Scripture: John 3:7-15

Meditation 2 of 3: 

Jesus speaks to Nicodemus of a “new birth in the Spirit.” The Hebrew word for “spirit” means both “wind” and “breath“. Jesus says to Nicodemus: “You can hear, feel, and see the effects of the wind, but you do not know where it comes from. In like manner, you can see the effects of the Holy Spirit in the lives of those the Spirit touches.” Jesus explains to Nicodemus the necessity of the crucifixion and resurrection by analogy with Moses and the bronze serpent in the desert. When the people of Israel were afflicted with serpents in the wilderness because of their sin, God instructed Moses: “Make a fiery serpent, and set it on a pole; and every one who is bitten, when he sees it, shall live” (Numbers 21:8). The bronze serpent points to the cross of Christ which defeats sin and death and obtains everlasting life for those who believe. The result of Jesus “being lifted up on the cross” and his rising and exaltation to the Father’s right hand in heaven, is our “new birth in the Spirit” and adoption as sons and daughters of God. God not only redeems us, but he fills us with his own divine life and power that we might share in his glory. Jesus gives us the Holy Spirit that we may have power to be his witnesses and to spread and defend the gospel by word and action, and to never be ashamed of Christ’s Cross.  The Holy Spirit gives us his seven-fold gifts of wisdom and understanding, right judgment and courage, knowledge and reverence for God and his ways, and a holy fear in God’s presence (see Isaiah 11) that we may live God’s way of life and serve in the power of his strength.  Do you thirst for new life in the Spirit?
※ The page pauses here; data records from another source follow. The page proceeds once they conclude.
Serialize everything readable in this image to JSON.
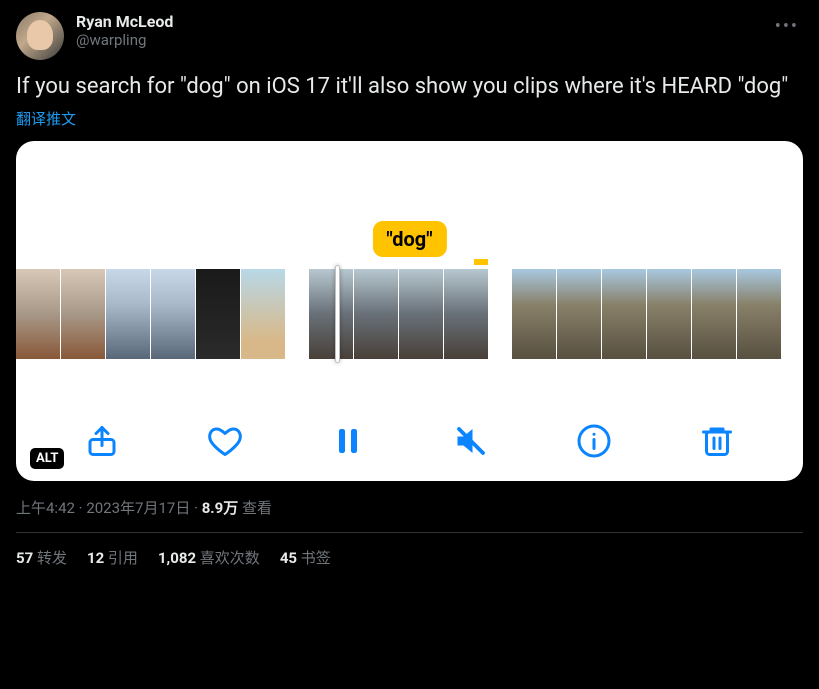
{
  "author": {
    "display_name": "Ryan McLeod",
    "handle": "@warpling"
  },
  "tweet_text": "If you search for \"dog\" on iOS 17 it'll also show you clips where it's HEARD \"dog\"",
  "translate_label": "翻译推文",
  "media": {
    "highlighted_term": "\"dog\"",
    "alt_badge": "ALT"
  },
  "meta": {
    "time": "上午4:42",
    "separator": "·",
    "date": "2023年7月17日",
    "views_count": "8.9万",
    "views_label": "查看"
  },
  "stats": {
    "retweets_count": "57",
    "retweets_label": "转发",
    "quotes_count": "12",
    "quotes_label": "引用",
    "likes_count": "1,082",
    "likes_label": "喜欢次数",
    "bookmarks_count": "45",
    "bookmarks_label": "书签"
  }
}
“Lord Jesus Christ, your death brought life for us. Fill me with your Holy Spirit that I may walk in freedom and joy as a child of God and as an heir with Christ of an eternal inheritance.” 

Scripture: John 3:16-21

Meditation 3 of 3: 

True love doesn’t count the cost; it gives liberally.  A true lover gives the best he has to offer and everything he has for the beloved.  God proved his love for us by giving us the best he had to offer — his only begotten Son who freely gave himself as an offering to God for our sake and as the atoning sacrifice for our sin and the sin of the world.  Abraham’s willing sacrifice of his only son, Isaac prefigures the perfect offering and sacrifice of God’s beloved Son, our Lord Jesus Christ.  This passage in the gospel of John tells us of the great breadth and width of God’s love. Not an excluding love for just a few or for a single nation, but a redemptive love that embraces the whole world, and a personal love for each and every individual whom God has created. God is a loving Father who cannot rest until his wandering children have returned home to him. Saint Augustine says, God loves each one of us as if there were only one of us to love. God gives us the freedom to choose whom and what we will love.  Jesus shows us the paradox of love and judgment.  We can love the darkness of sin and unbelief or we can love the light of God’s truth, beauty, and goodness.  If our love is guided by what is true, and good and beautiful then we will choose for God and love him above all else.  What we love shows what we prefer. Do you love God above all else? Does he take first place in your life, in your thoughts, and actions?

“Lord Jesus Christ, your love is better than life itself. May your love consume and tranform my life that I may desire you above all else. Help me to love what you love, to desire what you desire, and to reject what you reject”.